If you have a brother or sister with a bleeding disorder, you probably have a lot of questions. You may wonder if you will get a bleeding disorder, too. If you have a small bruise or bleed and worry it might mean you have a bleeding disorder, ask your parents about it.
You may also wonder what it’s like to have a bleeding disorder. Does your sister have a special doctor? Do those needles hurt? Maybe you worry about what games are safe to play with your brother or sister.
The more you know about your sibling’s bleeding disorder, the less you will feel afraid or anxious.
Here are some other ideas that may help you and your family:
- Learn more. Find out about your sibling’s treatment. Or just be there when your brother or sister wants to talk about it.
- Share your feelings. Talk to your parents if you’re scared or if you feel like you don’t get much attention.
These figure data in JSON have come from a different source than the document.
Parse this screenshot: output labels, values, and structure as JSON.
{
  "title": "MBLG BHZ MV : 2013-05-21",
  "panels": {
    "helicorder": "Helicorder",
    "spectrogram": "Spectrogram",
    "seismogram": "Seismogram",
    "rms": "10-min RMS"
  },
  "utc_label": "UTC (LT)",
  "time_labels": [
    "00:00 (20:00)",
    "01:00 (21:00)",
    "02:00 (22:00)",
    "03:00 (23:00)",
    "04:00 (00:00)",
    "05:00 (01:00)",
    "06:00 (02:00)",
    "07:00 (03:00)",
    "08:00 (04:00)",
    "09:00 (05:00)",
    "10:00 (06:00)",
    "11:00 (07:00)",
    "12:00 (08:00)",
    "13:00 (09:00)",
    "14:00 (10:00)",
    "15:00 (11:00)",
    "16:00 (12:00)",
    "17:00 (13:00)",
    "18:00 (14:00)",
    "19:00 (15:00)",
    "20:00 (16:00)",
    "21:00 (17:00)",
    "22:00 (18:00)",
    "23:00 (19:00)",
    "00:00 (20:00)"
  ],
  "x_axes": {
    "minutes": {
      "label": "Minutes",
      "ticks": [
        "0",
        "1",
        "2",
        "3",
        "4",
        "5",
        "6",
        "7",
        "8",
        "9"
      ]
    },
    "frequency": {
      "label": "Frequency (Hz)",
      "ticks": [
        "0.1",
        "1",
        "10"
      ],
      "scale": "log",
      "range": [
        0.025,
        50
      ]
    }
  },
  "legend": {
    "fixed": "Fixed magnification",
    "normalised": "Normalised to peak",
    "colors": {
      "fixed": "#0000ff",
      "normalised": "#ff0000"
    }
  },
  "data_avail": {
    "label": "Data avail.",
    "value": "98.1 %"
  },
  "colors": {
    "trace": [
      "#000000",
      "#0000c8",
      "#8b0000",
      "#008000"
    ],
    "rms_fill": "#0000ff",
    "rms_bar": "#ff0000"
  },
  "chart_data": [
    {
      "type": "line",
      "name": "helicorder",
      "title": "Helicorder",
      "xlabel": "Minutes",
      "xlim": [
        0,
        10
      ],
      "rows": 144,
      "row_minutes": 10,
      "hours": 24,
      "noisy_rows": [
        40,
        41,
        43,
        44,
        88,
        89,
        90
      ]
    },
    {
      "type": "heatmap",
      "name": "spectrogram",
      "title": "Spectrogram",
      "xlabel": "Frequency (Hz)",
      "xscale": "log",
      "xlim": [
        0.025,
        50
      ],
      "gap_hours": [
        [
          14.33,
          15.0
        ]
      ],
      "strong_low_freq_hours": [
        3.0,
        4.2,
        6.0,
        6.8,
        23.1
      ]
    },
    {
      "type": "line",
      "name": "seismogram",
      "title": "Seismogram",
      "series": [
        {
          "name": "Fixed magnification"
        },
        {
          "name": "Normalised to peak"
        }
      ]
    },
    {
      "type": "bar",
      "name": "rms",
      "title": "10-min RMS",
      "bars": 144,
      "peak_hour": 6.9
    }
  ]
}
Those feelings are normal. Usually it feels better to share your feelings with others than to bottle them up inside.
- Do things you enjoy. Your parents may encourage you to do things with your brother or sister, as long as they’re safe. But it’s also OK to want to do things your sibling can’t, like play basketball or ice skate. Talk to your mom or dad about trying a new hobby or sport—just for you.
At times, your brother or sister will need extra attention. Sometimes it may even seem as if your sibling gets all the attention. But remember that your parents are doing their best to love and support everyone in your family, including you.